Guest Editor - Kathleen Federici, M.Ed.

What does it take to successfully onboard a leader? Onboarding a leader is different than onboarding staff who will not directly contribute to the strategic direction, mission, values and goals of the organization. Staff with a straightforward job description and reporting chain require general organizational information and need to feel welcome in the established culture. Onboarding a leader takes much more.

The new leader needs to feel that ideas are not just welcome but valued. The new leader needs to know he or she has support in decisions and the implementation of change, whether large or small, as change always has an impact. Team members with strong leadership, organizational skills, and influential interpersonal skills are in large demand. Not only that, but they are expected to come into their new organizational culture equipped to accomplish more with less resources. Finding the right person for the job and successfully onboarding him or her is a very difficult task. It is not easy to find the right person for the job, and it is even a harder task to find that right person and offer him or her a successful experience to fit right in.

The benefits of successfully onboarding a leader can lead to better team morale, productivity, and more cohesive work groups across departments. Here are three tips to successfully onboard new leaders:

Expectations must be clear and understood. It is imperative to lessen confusion and ambiguity with goals and expected outcomes. This can be accomplished in the form of a work plan, goal plan, and/or strategic direction outline. Offering the history of the organization and where the organization wants to be can go a long way. The new organizational leader must understand his or her role and how that relates to the success of the business. There also needs to be a reality check that what the leader perceives as his or her role, actually is the intended role.

Invest the time. Yes, time is an investment with any new hire but a leader hire is a different type altogether. This person needs to understand the entire organization at an enterprise level so his or her decisions build connections across the various entities of the organization, not isolate or inadvertently discourage or negatively affect other work groups or departments.

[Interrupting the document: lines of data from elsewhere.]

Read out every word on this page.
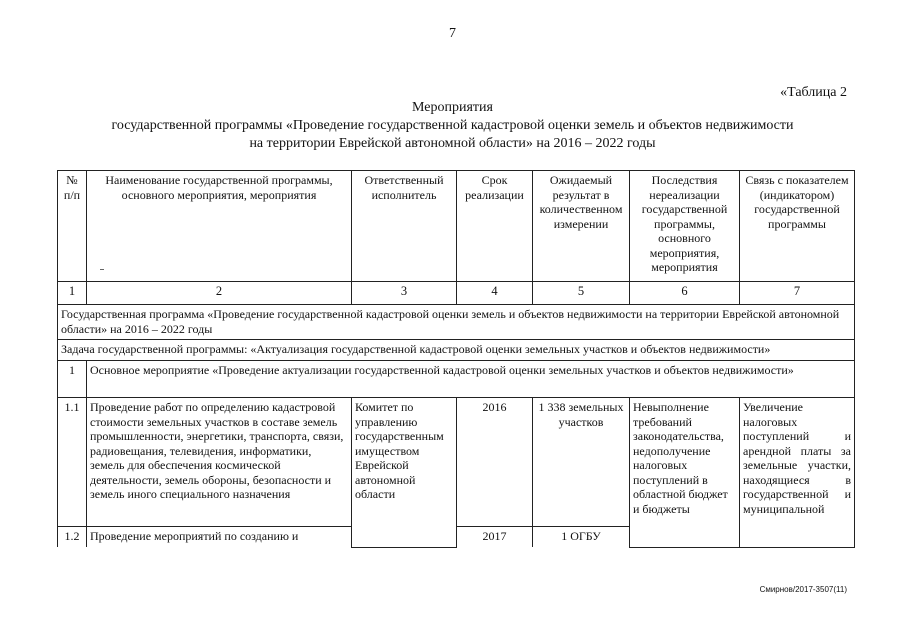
7
«Таблица 2
Мероприятия
государственной программы «Проведение государственной кадастровой оценки земель и объектов недвижимости
на территории Еврейской автономной области» на 2016 – 2022 годы
№ п/п	Наименование государственной программы, основного мероприятия, мероприятия	Ответственный исполнитель	Срок реализации	Ожидаемый результат в количественном измерении	Последствия нереализации государственной программы, основного мероприятия, мероприятия	Связь с показателем (индикатором) государственной программы
1	2	3	4	5	6	7
Государственная программа «Проведение государственной кадастровой оценки земель и объектов недвижимости на территории Еврейской автономной области» на 2016 – 2022 годы						
Задача государственной программы: «Актуализация государственной кадастровой оценки земельных участков и объектов недвижимости»						
1	Основное мероприятие «Проведение актуализации государственной кадастровой оценки земельных участков и объектов недвижимости»					
1.1	Проведение работ по определению кадастровой стоимости земельных участков в составе земель промышленности, энергетики, транспорта, связи, радиовещания, телевидения, информатики, земель для обеспечения космической деятельности, земель обороны, безопасности и земель иного специального назначения	Комитет по управлению государственным имуществом Еврейской автономной области	2016	1 338 земельных участков	Невыполнение требований законодательства, недополучение налоговых поступлений в областной бюджет и бюджеты	Увеличение налоговых поступлений и арендной платы за земельные участки, находящиеся в государственной и муниципальной
1.2	Проведение мероприятий по созданию и		2017	1 ОГБУ		
Смирнов/2017-3507(11)
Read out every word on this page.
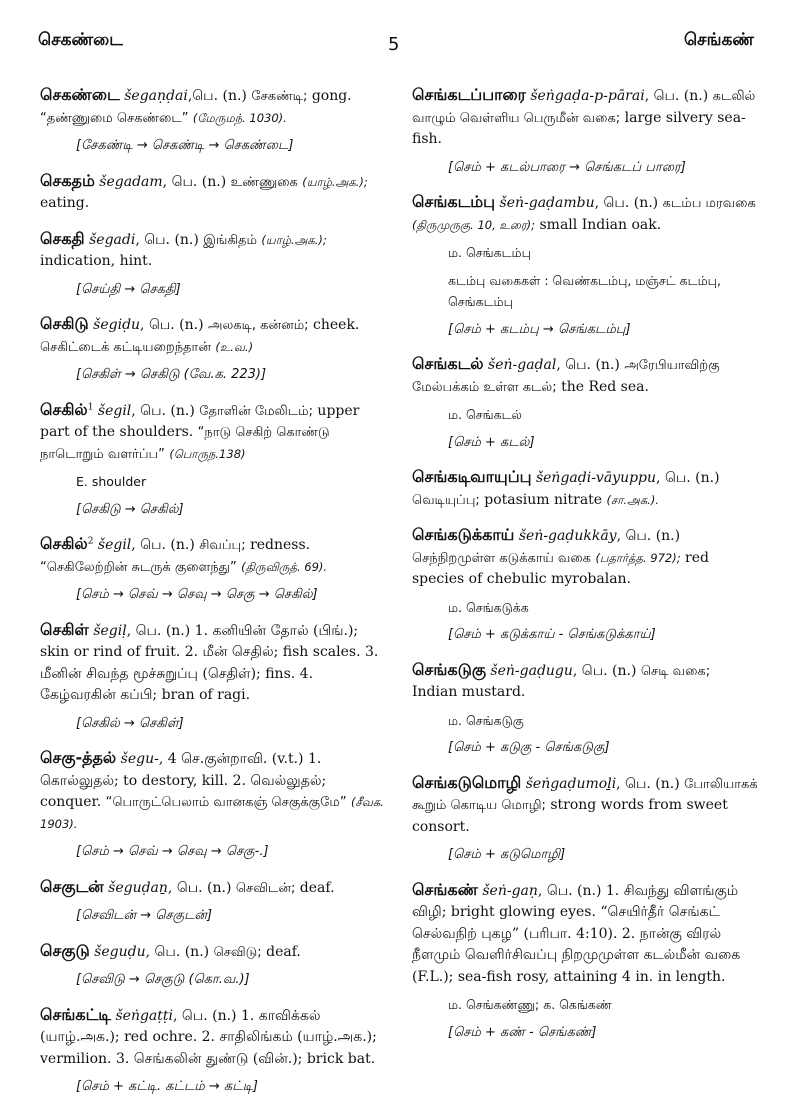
செகண்டை	5	செங்கண்
செகண்டை šegaṇḍai,பெ. (n.) சேகண்டி; gong. “தண்ணுமை செகண்டை” (மேருமந். 1030).
[சேகண்டி → செகண்டி → செகண்டை]
செகதம் šegadam, பெ. (n.) உண்ணுகை (யாழ்.அக.); eating.
செகதி šegadi, பெ. (n.) இங்கிதம் (யாழ்.அக.); indication, hint.
[செய்தி → செகதி]
செகிடு šegiḍu, பெ. (n.) அலகடி, கன்னம்; cheek. செகிட்டைக் கட்டியறைந்தான் (உ.வ.)
[செகிள் → செகிடு (வே.க. 223)]
செகில்$^1$ šegil, பெ. (n.) தோளின் மேலிடம்; upper part of the shoulders. “நாடு செகிற் கொண்டு நாடொறும் வளர்ப்ப” (பொருந.138)
E. shoulder
[செகிடு → செகில்]
செகில்$^2$ šegil, பெ. (n.) சிவப்பு; redness. “செகிலேற்றின் சுடருக் குளைந்து” (திருவிருத். 69).
[செம் → செவ் → செவு → செகு → செகில்]
செகிள் šegiḷ, பெ. (n.) 1. கனியின் தோல் (பிங்.); skin or rind of fruit. 2. மீன் செதில்; fish scales. 3. மீனின் சிவந்த மூச்சுறுப்பு (செதிள்); fins. 4. கேழ்வரகின் கப்பி; bran of ragi.
[செகில் → செகிள்]
செகு-த்தல் šegu-, 4 செ.குன்றாவி. (v.t.) 1. கொல்லுதல்; to destory, kill. 2. வெல்லுதல்; conquer. “பொருட்பெலாம் வானகஞ் செகுக்குமே” (சீவக. 1903).
[செம் → செவ் → செவு → செகு-.]
செகுடன் šeguḍaṉ, பெ. (n.) செவிடன்; deaf.
[செவிடன் → செகுடன்]
செகுடு šeguḍu, பெ. (n.) செவிடு; deaf.
[செவிடு → செகுடு (கொ.வ.)]
செங்கட்டி šeṅgaṭṭi, பெ. (n.) 1. காவிக்கல் (யாழ்.அக.); red ochre. 2. சாதிலிங்கம் (யாழ்.அக.); vermilion. 3. செங்கலின் துண்டு (வின்.); brick bat.
[செம் + கட்டி. கட்டம் → கட்டி]
செங்கடப்பாரை šeṅgaḍa-p-pārai, பெ. (n.) கடலில் வாழும் வெள்ளிய பெருமீன் வகை; large silvery sea-fish.
[செம் + கடல்பாரை → செங்கடப் பாரை]
செங்கடம்பு šeṅ-gaḍambu, பெ. (n.) கடம்ப மரவகை (திருமுருகு. 10, உரை); small Indian oak.
ம. செங்கடம்பு
கடம்பு வகைகள் : வெண்கடம்பு, மஞ்சட் கடம்பு, செங்கடம்பு
[செம் + கடம்பு → செங்கடம்பு]
செங்கடல் šeṅ-gaḍal, பெ. (n.) அரேபியாவிற்கு மேல்பக்கம் உள்ள கடல்; the Red sea.
ம. செங்கடல்
[செம் + கடல்]
செங்கடிவாயுப்பு šeṅgaḍi-vāyuppu, பெ. (n.) வெடியுப்பு; potasium nitrate (சா.அக.).
செங்கடுக்காய் šeṅ-gaḍukkāy, பெ. (n.) செந்நிறமுள்ள கடுக்காய் வகை (பதார்த்த. 972); red species of chebulic myrobalan.
ம. செங்கடுக்க
[செம் + கடுக்காய் - செங்கடுக்காய்]
செங்கடுகு šeṅ-gaḍugu, பெ. (n.) செடி வகை; Indian mustard.
ம. செங்கடுகு
[செம் + கடுகு - செங்கடுகு]
செங்கடுமொழி šeṅgaḍumoḻi, பெ. (n.) போலியாகக் கூறும் கொடிய மொழி; strong words from sweet consort.
[செம் + கடுமொழி]
செங்கண் šeṅ-gaṇ, பெ. (n.) 1. சிவந்து விளங்கும் விழி; bright glowing eyes. “செயிர்தீர் செங்கட் செல்வநிற் புகழ” (பரிபா. 4:10). 2. நான்கு விரல் நீளமும் வெளிர்சிவப்பு நிறமுமுள்ள கடல்மீன் வகை (F.L.); sea-fish rosy, attaining 4 in. in length.
ம. செங்கண்ணு; க. கெங்கண்
[செம் + கண் - செங்கண்]
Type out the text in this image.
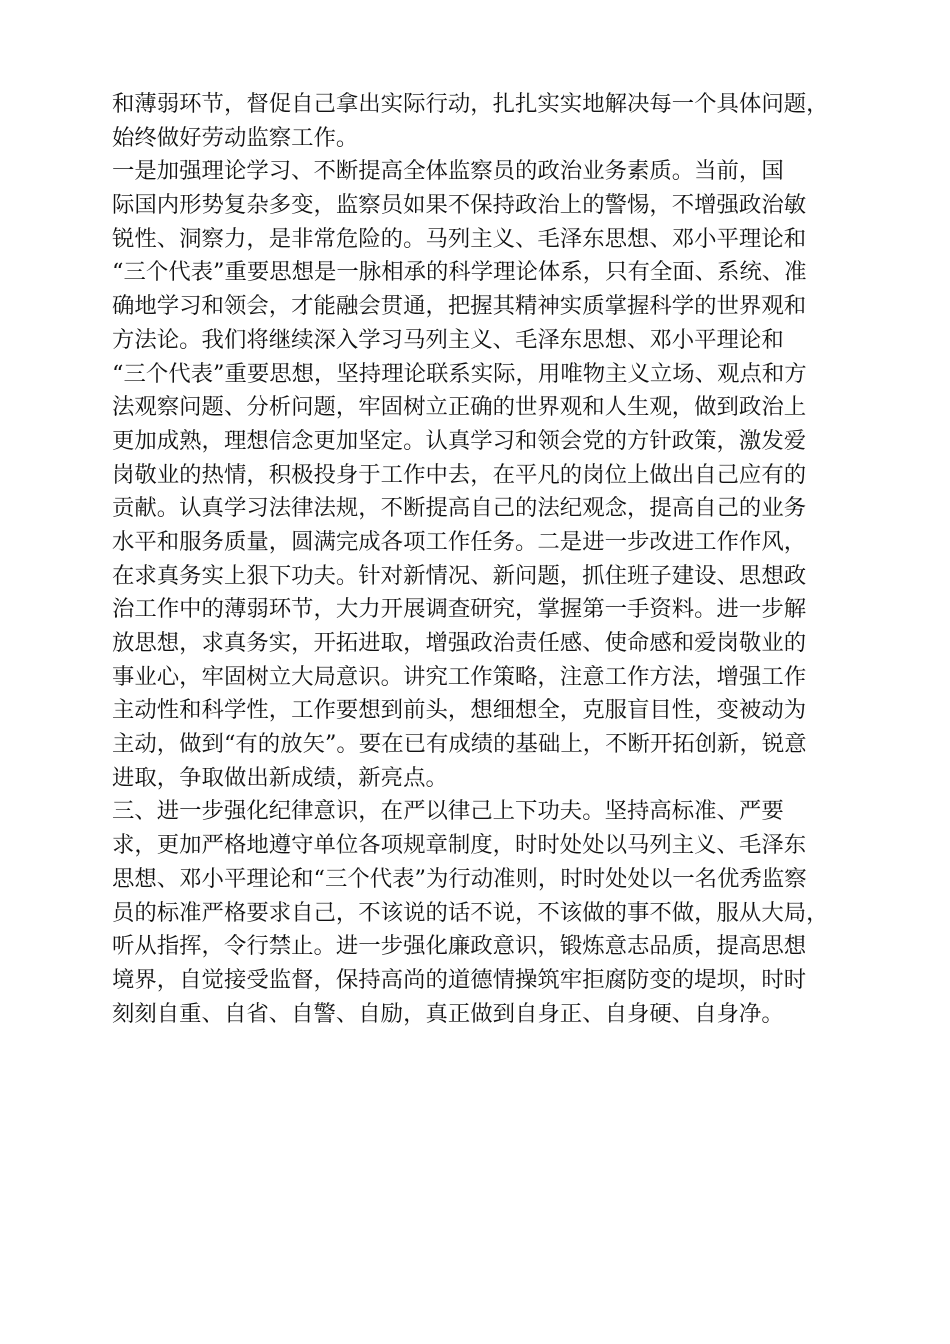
和薄弱环节，督促自己拿出实际行动，扎扎实实地解决每一个具体问题，
始终做好劳动监察工作。
一是加强理论学习、不断提高全体监察员的政治业务素质。当前，国
际国内形势复杂多变，监察员如果不保持政治上的警惕，不增强政治敏
锐性、洞察力，是非常危险的。马列主义、毛泽东思想、邓小平理论和
“三个代表”重要思想是一脉相承的科学理论体系，只有全面、系统、准
确地学习和领会，才能融会贯通，把握其精神实质掌握科学的世界观和
方法论。我们将继续深入学习马列主义、毛泽东思想、邓小平理论和
“三个代表”重要思想，坚持理论联系实际，用唯物主义立场、观点和方
法观察问题、分析问题，牢固树立正确的世界观和人生观，做到政治上
更加成熟，理想信念更加坚定。认真学习和领会党的方针政策，激发爱
岗敬业的热情，积极投身于工作中去，在平凡的岗位上做出自己应有的
贡献。认真学习法律法规，不断提高自己的法纪观念，提高自己的业务
水平和服务质量，圆满完成各项工作任务。二是进一步改进工作作风，
在求真务实上狠下功夫。针对新情况、新问题，抓住班子建设、思想政
治工作中的薄弱环节，大力开展调查研究，掌握第一手资料。进一步解
放思想，求真务实，开拓进取，增强政治责任感、使命感和爱岗敬业的
事业心，牢固树立大局意识。讲究工作策略，注意工作方法，增强工作
主动性和科学性，工作要想到前头，想细想全，克服盲目性，变被动为
主动，做到“有的放矢”。要在已有成绩的基础上，不断开拓创新，锐意
进取，争取做出新成绩，新亮点。
三、进一步强化纪律意识，在严以律己上下功夫。坚持高标准、严要
求，更加严格地遵守单位各项规章制度，时时处处以马列主义、毛泽东
思想、邓小平理论和“三个代表”为行动准则，时时处处以一名优秀监察
员的标准严格要求自己，不该说的话不说，不该做的事不做，服从大局，
听从指挥，令行禁止。进一步强化廉政意识，锻炼意志品质，提高思想
境界，自觉接受监督，保持高尚的道德情操筑牢拒腐防变的堤坝，时时
刻刻自重、自省、自警、自励，真正做到自身正、自身硬、自身净。
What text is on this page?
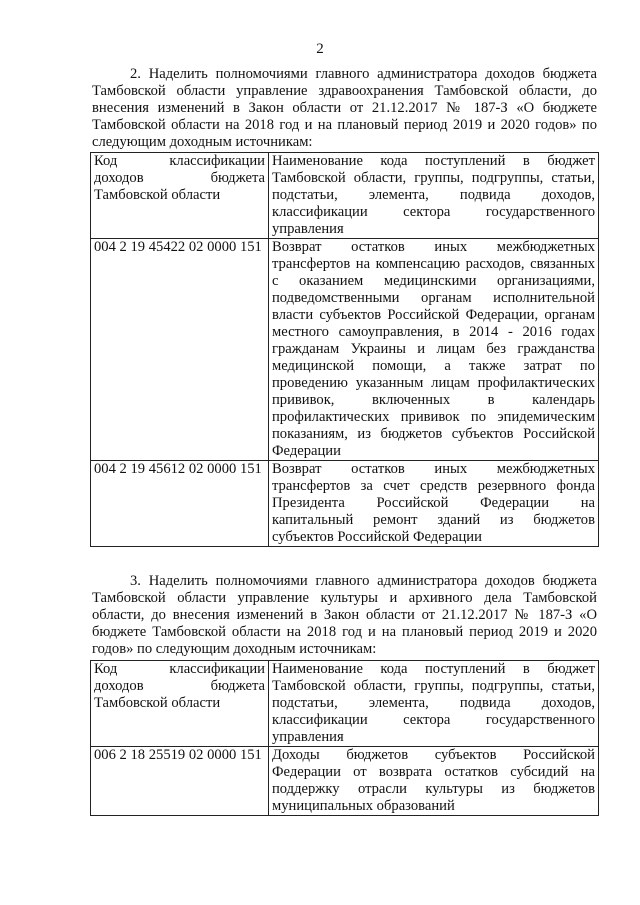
2

2. Наделить полномочиями главного администратора доходов бюджета Тамбовской области управление здравоохранения Тамбовской области, до внесения изменений в Закон области от 21.12.2017 № 187-З «О бюджете Тамбовской области на 2018 год и на плановый период 2019 и 2020 годов» по следующим доходным источникам:

Код классификации доходов бюджета Тамбовской области	Наименование кода поступлений в бюджет Тамбовской области, группы, подгруппы, статьи, подстатьи, элемента, подвида доходов, классификации сектора государственного управления
004 2 19 45422 02 0000 151	Возврат остатков иных межбюджетных трансфертов на компенсацию расходов, связанных с оказанием медицинскими организациями, подведомственными органам исполнительной власти субъектов Российской Федерации, органам местного самоуправления, в 2014 - 2016 годах гражданам Украины и лицам без гражданства медицинской помощи, а также затрат по проведению указанным лицам профилактических прививок, включенных в календарь профилактических прививок по эпидемическим показаниям, из бюджетов субъектов Российской Федерации
004 2 19 45612 02 0000 151	Возврат остатков иных межбюджетных трансфертов за счет средств резервного фонда Президента Российской Федерации на капитальный ремонт зданий из бюджетов субъектов Российской Федерации

3. Наделить полномочиями главного администратора доходов бюджета Тамбовской области управление культуры и архивного дела Тамбовской области, до внесения изменений в Закон области от 21.12.2017 № 187-З «О бюджете Тамбовской области на 2018 год и на плановый период 2019 и 2020 годов» по следующим доходным источникам:

Код классификации доходов бюджета Тамбовской области	Наименование кода поступлений в бюджет Тамбовской области, группы, подгруппы, статьи, подстатьи, элемента, подвида доходов, классификации сектора государственного управления
006 2 18 25519 02 0000 151	Доходы бюджетов субъектов Российской Федерации от возврата остатков субсидий на поддержку отрасли культуры из бюджетов муниципальных образований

Involve the new leader immediately. Give him or her opportunities to connect and interact in planning meetings, strategic meetings, and goal-development meetings. Your new leader needs to feel immediately involved. This can be accomplished by setting up conference calls or face-to-face meetings so he or she can start to understand how decisions have been and will be made while introducing him or her to key stakeholders. This offers the new leader insight into how obtaining buy-in for decisions and changes can best be accomplished. Effective and continual knowledge sharing and communication will be key to successful onboarding.

Onboarding Today

Onboarding a new leader is quite different today than even five years ago. Successfully onboarding a new leader will offer beneficial and positive results in a short time. Working out a plan for your leader and carving out the time to onboard him or her will surprise your organization by seeing how quickly that leader begins to make significant positive contributions to the management team, various work groups, departments and the overall organization.